Parenthetically, I used Roman numerals to designate the boards. I was forced into it by having only a nail as a marking tool. It was easy to see why early numbers were so linear in form (I, V, X, M). It's easier to mark in wood and stone with primitive tools than, 2, 3, 4, and 5 are with a Sharpie.
Unfortunately the pile of lumber had these portions on top, and so I was forced to cut the tails off to make regular floor boards. Still, I might be able to achieve some of this effect with some boards that have these features on their entire length that I have set aside.

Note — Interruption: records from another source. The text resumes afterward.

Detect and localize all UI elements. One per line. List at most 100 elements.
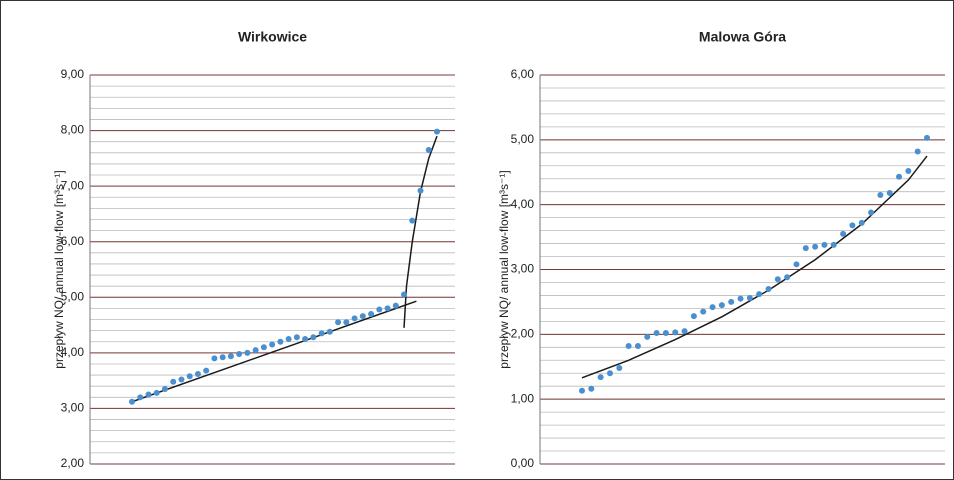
data-point	[343, 319, 350, 326]
data-point	[625, 343, 632, 350]
data-point	[858, 219, 865, 226]
data-point	[914, 148, 921, 155]
data-point	[392, 302, 399, 309]
data-point	[905, 167, 912, 174]
data-point	[326, 328, 333, 335]
data-point	[728, 298, 735, 305]
data-point	[211, 355, 218, 362]
y-tick-label: 8,00	[61, 123, 85, 137]
data-point	[588, 385, 595, 392]
data-point	[335, 319, 342, 326]
data-point	[260, 344, 267, 351]
data-point	[203, 367, 210, 374]
data-point	[877, 191, 884, 198]
data-point	[137, 394, 144, 401]
data-point	[690, 313, 697, 320]
data-point	[359, 313, 366, 320]
data-point	[368, 310, 375, 317]
trend-line	[403, 135, 438, 328]
data-point	[186, 373, 193, 380]
data-point	[425, 147, 432, 154]
y-tick-label: 3,00	[61, 401, 85, 415]
data-point	[802, 245, 809, 252]
data-point	[718, 302, 725, 309]
data-point	[310, 334, 317, 341]
y-tick-label: 0,00	[511, 456, 535, 470]
chart-title: Malowa Góra	[699, 29, 786, 45]
y-tick-label: 6,00	[511, 67, 535, 81]
data-point	[302, 335, 309, 342]
data-point	[849, 222, 856, 229]
data-point	[178, 376, 185, 383]
y-tick-label: 3,00	[511, 262, 535, 276]
data-point	[269, 341, 276, 348]
data-point	[672, 329, 679, 336]
y-tick-label: 2,00	[61, 456, 85, 470]
data-point	[145, 391, 152, 398]
data-point	[376, 306, 383, 313]
data-point	[277, 338, 284, 345]
data-point	[868, 209, 875, 216]
data-point	[417, 187, 424, 194]
y-tick-label: 1,00	[511, 391, 535, 405]
data-point	[194, 370, 201, 377]
data-point	[746, 295, 753, 302]
chart-title: Wirkowice	[238, 29, 307, 45]
data-point	[244, 349, 251, 356]
y-tick-label: 9,00	[61, 67, 85, 81]
data-point	[924, 134, 930, 141]
data-point	[434, 128, 440, 135]
data-point	[616, 365, 623, 372]
y-tick-label: 4,00	[61, 345, 85, 359]
data-point	[709, 304, 716, 311]
data-point	[756, 291, 763, 298]
y-tick-label: 5,00	[511, 132, 535, 146]
data-point	[597, 374, 604, 381]
data-point	[236, 350, 243, 357]
data-point	[765, 285, 772, 292]
data-point	[644, 333, 651, 340]
data-point	[318, 330, 325, 337]
data-point	[384, 305, 391, 312]
data-point	[812, 243, 819, 250]
data-point	[227, 353, 234, 360]
data-point	[129, 398, 135, 405]
data-point	[886, 189, 893, 196]
data-point	[409, 217, 416, 224]
data-point	[285, 335, 292, 342]
data-point	[252, 347, 259, 354]
data-point	[401, 291, 408, 298]
data-point	[793, 261, 800, 268]
data-point	[774, 276, 781, 283]
trend-line	[131, 300, 417, 403]
data-point	[830, 241, 837, 248]
y-axis-label: przepływ NQ/ annual low-flow [m³s⁻¹]	[52, 170, 66, 368]
y-tick-label: 2,00	[511, 327, 535, 341]
data-point	[153, 389, 160, 396]
data-point	[653, 330, 660, 337]
data-point	[737, 295, 744, 302]
y-tick-label: 4,00	[511, 197, 535, 211]
data-point	[700, 308, 707, 315]
data-point	[821, 241, 828, 248]
data-point	[579, 387, 585, 394]
data-point	[161, 385, 168, 392]
data-point	[219, 354, 226, 361]
y-tick-label: 7,00	[61, 178, 85, 192]
data-point	[634, 343, 641, 350]
y-tick-label: 5,00	[61, 289, 85, 303]
data-point	[784, 274, 791, 281]
data-point	[840, 230, 847, 237]
y-axis-label: przepływ NQ/ annual low-flow [m³s⁻¹]	[497, 170, 511, 368]
data-point	[681, 328, 688, 335]
data-point	[170, 378, 177, 385]
data-point	[606, 370, 613, 377]
data-point	[293, 334, 300, 341]
data-point	[662, 330, 669, 337]
data-point	[896, 173, 903, 180]
y-tick-label: 6,00	[61, 234, 85, 248]
data-point	[351, 315, 358, 322]
trend-line	[581, 155, 928, 379]
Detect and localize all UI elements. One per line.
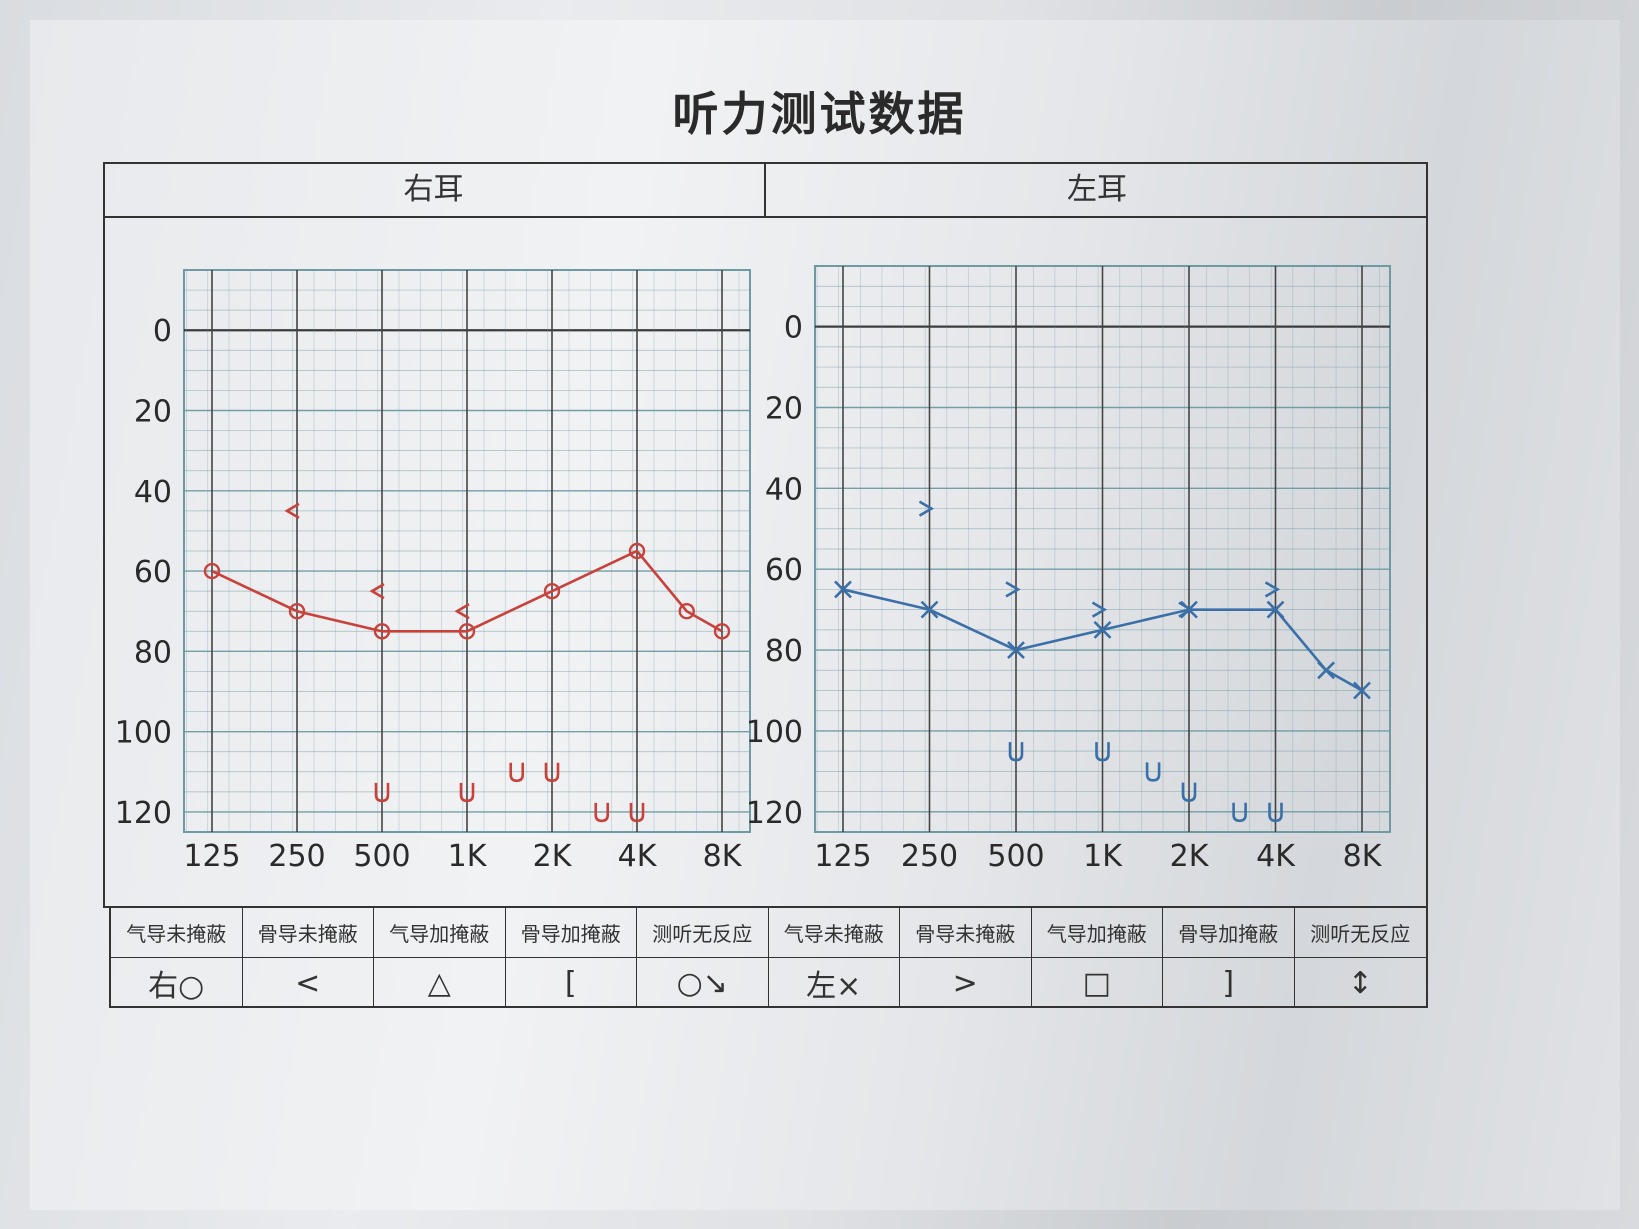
legend-label: 气导加掩蔽: [374, 908, 506, 958]
air-conduction-point: [1353, 681, 1371, 700]
legend-symbol: >: [900, 958, 1032, 1008]
air-conduction-point: [1266, 600, 1285, 619]
no-response-point: [1232, 802, 1247, 823]
legend-symbol: 左×: [769, 958, 900, 1008]
y-tick-label: 20: [765, 392, 803, 427]
x-tick-label: 250: [268, 839, 325, 874]
y-tick-label: 40: [134, 475, 172, 510]
x-tick-label: 500: [987, 839, 1044, 874]
legend-symbol: ○↘: [637, 958, 769, 1008]
x-tick-label: 1K: [448, 839, 488, 874]
no-response-point: [1145, 762, 1161, 782]
y-tick-label: 60: [765, 553, 803, 588]
legend-symbol: [: [506, 958, 637, 1008]
y-tick-label: 80: [765, 634, 803, 669]
y-tick-label: 60: [134, 555, 172, 590]
bone-conduction-point: [1091, 601, 1108, 618]
x-tick-label: 4K: [618, 839, 658, 874]
legend-symbol: △: [374, 958, 506, 1008]
y-tick-label: 20: [134, 395, 172, 430]
x-tick-label: 8K: [703, 839, 743, 874]
x-tick-label: 1K: [1083, 839, 1123, 874]
air-conduction-line: [842, 588, 1363, 692]
y-tick-label: 100: [115, 716, 172, 751]
bone-conduction-point: [918, 500, 935, 517]
legend-label: 测听无反应: [637, 908, 769, 958]
legend-label: 骨导加掩蔽: [505, 908, 637, 958]
legend-label: 气导未掩蔽: [768, 908, 900, 958]
no-response-point: [459, 782, 475, 803]
y-tick-label: 120: [115, 796, 172, 831]
air-conduction-point: [1093, 620, 1112, 639]
bone-conduction-point: [454, 603, 470, 620]
no-response-point: [594, 802, 610, 823]
air-conduction-point: [920, 600, 939, 619]
no-response-point: [374, 782, 390, 803]
air-conduction-line: [211, 549, 723, 633]
air-conduction-point: [543, 582, 561, 600]
air-conduction-point: [203, 562, 221, 580]
legend-label: 骨导未掩蔽: [900, 908, 1032, 958]
legend-table: 气导未掩蔽 骨导未掩蔽 气导加掩蔽 骨导加掩蔽 测听无反应 气导未掩蔽 骨导未掩…: [109, 906, 1428, 1008]
air-conduction-point: [288, 603, 306, 620]
legend-symbol: □: [1032, 958, 1163, 1008]
y-tick-label: 100: [746, 715, 803, 750]
legend-symbol: <: [243, 958, 374, 1008]
y-tick-label: 0: [153, 314, 172, 349]
no-response-point: [1268, 802, 1283, 823]
y-tick-label: 40: [765, 472, 803, 507]
no-response-point: [1008, 742, 1024, 762]
right-ear-header: 右耳: [103, 162, 766, 218]
bone-conduction-point: [1178, 601, 1194, 618]
legend-label: 气导加掩蔽: [1031, 908, 1163, 958]
legend-label: 骨导未掩蔽: [242, 908, 374, 958]
legend-label: 测听无反应: [1294, 908, 1426, 958]
legend-label: 骨导加掩蔽: [1163, 908, 1295, 958]
x-tick-label: 4K: [1256, 839, 1296, 874]
air-conduction-point: [1007, 641, 1025, 659]
no-response-point: [1181, 782, 1197, 802]
paper-sheet: [30, 20, 1620, 1210]
y-tick-label: 0: [784, 311, 803, 346]
no-response-point: [629, 802, 645, 823]
x-tick-label: 500: [353, 839, 410, 874]
bone-conduction-point: [284, 502, 300, 519]
bone-conduction-point: [1264, 581, 1281, 598]
x-tick-label: 2K: [533, 839, 573, 874]
legend-label: 气导未掩蔽: [111, 908, 243, 958]
air-conduction-point: [1317, 661, 1336, 680]
air-conduction-point: [373, 623, 391, 640]
x-tick-label: 125: [814, 839, 871, 874]
air-conduction-point: [458, 623, 476, 640]
x-tick-label: 125: [183, 839, 240, 874]
legend-symbol: ]: [1163, 958, 1295, 1008]
legend-symbol: 右○: [111, 958, 243, 1008]
air-conduction-point: [628, 542, 646, 560]
left-ear-header: 左耳: [766, 162, 1428, 218]
page-title: 听力测试数据: [672, 87, 967, 141]
no-response-point: [1095, 742, 1110, 762]
legend-symbol: ↕: [1347, 965, 1373, 1001]
no-response-point: [509, 762, 525, 783]
air-conduction-point: [834, 580, 852, 599]
x-tick-label: 250: [901, 839, 958, 874]
no-response-point: [544, 762, 560, 783]
x-tick-label: 8K: [1343, 839, 1383, 874]
x-tick-label: 2K: [1170, 839, 1210, 874]
bone-conduction-point: [369, 583, 385, 600]
y-tick-label: 80: [134, 635, 172, 670]
bone-conduction-point: [1005, 581, 1021, 598]
air-conduction-point: [678, 603, 695, 620]
y-tick-label: 120: [746, 796, 803, 831]
air-conduction-point: [713, 623, 731, 640]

The pile of lumber had been sitting for a year under a tarp. It was "stickered" meaning it had sticks between each plank to allow air to circulate. There must have been around 50 planks in the pile. When I removed them they were dry as a bone. Much drier than the shop planks that although kept in the basement, were not stickered and were substantially wetter. In spite of this, these planks weighed quite a bit more. They were all in the 12 to 14' length range, shorter than the shop planks, but there were more 12" wide ones.
Since these were in the "manure rich zone" of the barn, they were themselves manure caked. The drying process helped dry this too, but there was still a lot of organic matter on the surface. This kind of debris in the top layer dulls planer blades in a few passes. This along with the knots, and their general hardness could cause me to run through $35 sets of planer blades pretty quickly.
All-in-all the way to go is to have them remilled. That is, cut with a band saw to remove nearly all the 1/2 inch at one go, then planed just once. I don't own a band saw, so I arranged to have Tyler Bond, the person who has cut all my cedar for the deck, to do it.
Planks after milling.
Planks after milling.
In the meantime I spent the day pulling them off the stack, trucking them back to the house. Cutting off the bad ends to about 8' in length, removing missed nails and running some really bad edges through my table saw to create a new edge. If all goes well, the bedroom will be made up of thirteen 12" planks, and the den made up of more random widths. But the planks will span the whole 8' with no other seams.
Planks lined up for selection.
One of the things I'm most proud about in the house is the paucity of unusable construction waste. To be sure, there are a lot of wood trimmings, but I intend to burn most of them, and re-use the larger bits. Still, managing where to put all this material is daunting. Especially the salvage lumber. Simply trimming a couple of feet off some 2x12s leaves a pile of lumber that has to be stored neatly some how. This has proven a big challenge, one I've not yet mastered. The piles of such debris from the barn razing last year are now becoming impenetrable blackberry thickets. Turning them into neat cord-stacks of future firewood will be a project in and of itself.